The chicken run should be large enough to allow at least 4 square feet per bird; this is the absolute minimum size, and in the case of chickens, more space is better. We allow 10 square feet and more per chicken. Overcrowding leads to pecking issues, illness and disease, because the chickens have no room to groom, dust bathe or to exercise. The environment becomes difficult to keep clean, leading to an overload of pathogens and bacteria and becomes a haven to parasites, regardless of how clean you try to keep that environment.

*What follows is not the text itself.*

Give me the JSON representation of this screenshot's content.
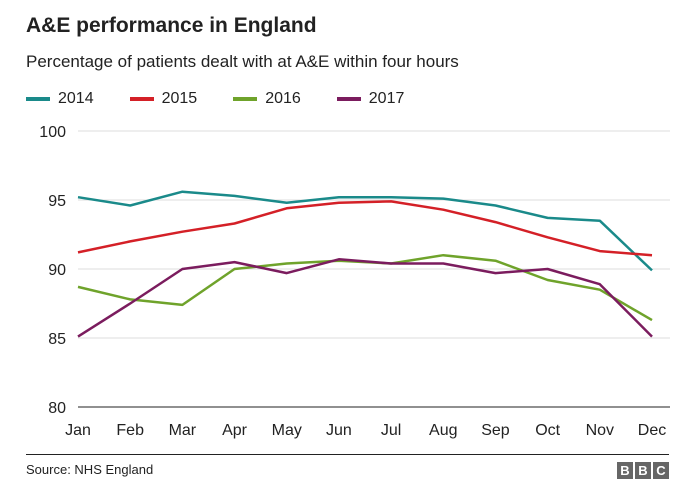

There should be at least one nest per 3-4 hens. When there are not enough nests, eggs become soiled, and broken because of overuse of the nests. By not providing ample nest boxes, it can lead to other issues such as egg eating and excess bacteria on the eggs, even if you were to change the nesting material daily. Nesting boxes, should be at least 14 inches square, so there is room for the largest breed to enter and to be comfortable while laying the eggs. The nesting boxes can be larger, however the larger they are, the more chance that there will be several hens in them at the same time and that leads to broken eggs, and bickering.
One square foot per bird should be allowed on perches. Roosting space is not as critical as the floor space, but there should be ample room for the large fowl to spread their wings in summer to stay cool. In winter, they huddle together for shared warmth, so if you have very warm summers provide ample space to accommodate large fowl. Large fowl are Orpingtons, Brahma, and other typical laying hens. Bantams and small breeds do not require as much space, but plan those perches so that they will accommodate larger birds even if you only start out with Bantam breeds.

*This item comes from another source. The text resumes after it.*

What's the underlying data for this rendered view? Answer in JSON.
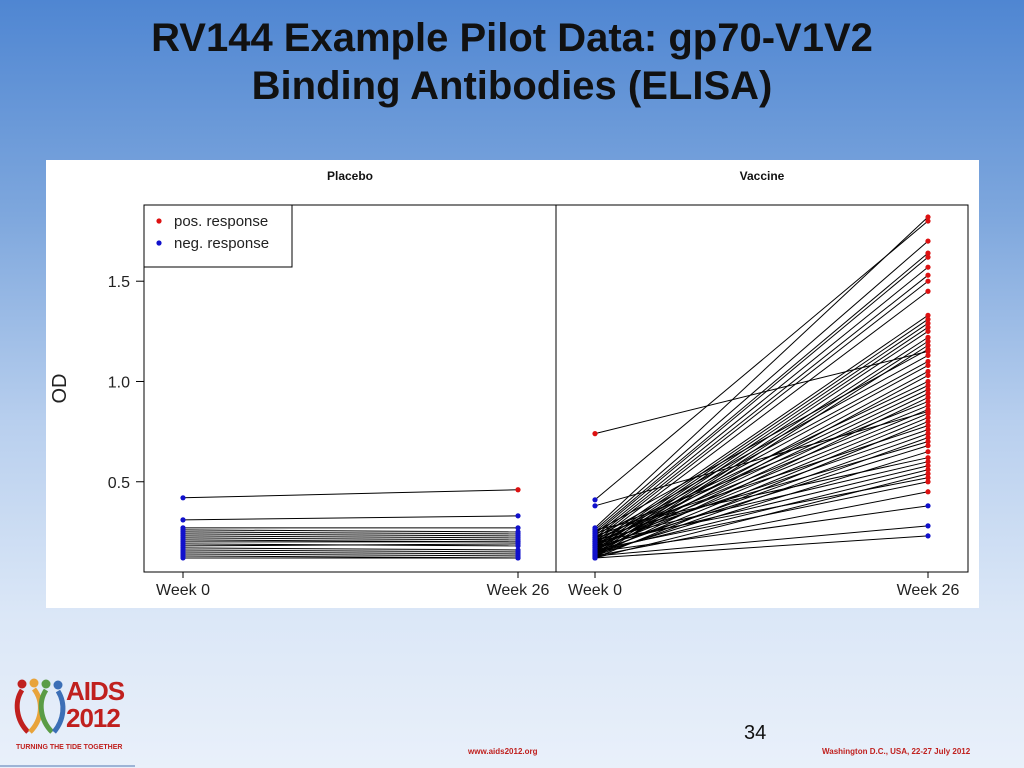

The distance requirement between perches is 18 inches for large breeds. And those perches should be staggered, to provide plenty of head room for even the largest breed. Those perches should be a distance from the nesting boxes, not directly over them, to prevent droppings from entering those nesting boxes. In addition, there should be no way for the hens to perch on top of the nesting boxes, nor should they be allowed to sleep in the nesting boxes rather than on the perches.
If you raise chicks, the very same rules apply. Overcrowding can cause injury, death and trampling in the brooders. Allow no less that 6 square inches per chick in the brooder, and as they grow they will require double and triple the amount of room to move around and try out their wings. In the first few days the chicks huddle together much of the time, but as they begin to grow they are more active and need space. Plan ahead so the chicks can be accommodated even as they grow. You don't need a fancy brooder, but you do need it to be easy to clean and large enough to give the chicks ample space to grow. Though chicks have minimum requirements, they do need fresh water daily, a good quality feed that is easy for them to reach, warmth and plenty of space. You can provide a small, low perch for them as they learn how to maneuver. You can also provide low objects that are not easily tipped so they can play and get much needed exercise that will keep them busy and help prevent pecking issues.